Not long ago, tomatoes began to appear on our tomato plants, small and green at first. Some of the pear tomatoes began to ripen, turning yellow and bursting with juicy flavor. The mariglobe and jubilee tomatoes were still green, but getting larger every day. Big O saw these bigger, rounder green tomatoes begin to take on a little bit of and orangy-red hue and got very excited. He exclaimed that soon we'd be able to make our own sauce!

Last night, I was watering the garden after the Os had gone to sleep and I picked our first three marglobe heirloom tomatoes. I should've waited to let the boys pick them, but I just couldn't wait! They looked so inviting and delicious! There are dozens (if not hundreds?) more plump tomatoes in various shades of green, yellow, and reddish-orangish-pink, so the boys will have plenty to pick, too.

Though the smaller tomato did not last long, I've managed to hold back from devouring the other two just yet. Another day or two on the vine might have been in order (I always get overly-eager with the first few ripe tomatoes of the season!), so they'll be on the window sill for a short spell.

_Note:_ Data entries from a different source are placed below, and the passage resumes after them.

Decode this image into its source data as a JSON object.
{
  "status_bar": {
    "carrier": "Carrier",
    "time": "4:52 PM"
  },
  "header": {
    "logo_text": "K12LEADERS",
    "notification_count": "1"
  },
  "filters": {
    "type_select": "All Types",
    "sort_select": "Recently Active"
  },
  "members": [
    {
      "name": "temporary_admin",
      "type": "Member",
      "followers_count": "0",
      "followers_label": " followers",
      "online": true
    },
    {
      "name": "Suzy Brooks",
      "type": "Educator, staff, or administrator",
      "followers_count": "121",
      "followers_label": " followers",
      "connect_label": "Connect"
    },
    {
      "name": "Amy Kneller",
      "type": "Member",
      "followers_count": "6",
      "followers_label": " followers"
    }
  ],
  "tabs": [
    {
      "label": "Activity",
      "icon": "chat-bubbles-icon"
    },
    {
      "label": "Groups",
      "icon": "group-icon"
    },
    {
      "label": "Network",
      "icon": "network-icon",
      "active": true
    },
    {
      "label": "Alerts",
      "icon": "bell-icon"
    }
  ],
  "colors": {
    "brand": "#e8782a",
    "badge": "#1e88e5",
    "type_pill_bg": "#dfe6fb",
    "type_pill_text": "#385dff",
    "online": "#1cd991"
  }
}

We've still got plenty of fresh basil growing. As for the garlic and onion. . . I am pretty sure we planted these way too late in the spring - and I'm not sure how productive these will turn out to be. But maybe I can get some organic, local (as in, within Altadena!) garlic and onion by swapping some of our home grown goods within our neighborhood produce exchange group.

Of course, unlike what Big O saw on the label of the jar of sauce, we'll need a few more than two tomatoes. My prediction is that we'll be making our homemade sauce for gluten-free spaghetti by month's end . . . if we can manage to not gobble up all the tomatoes straight from the vine!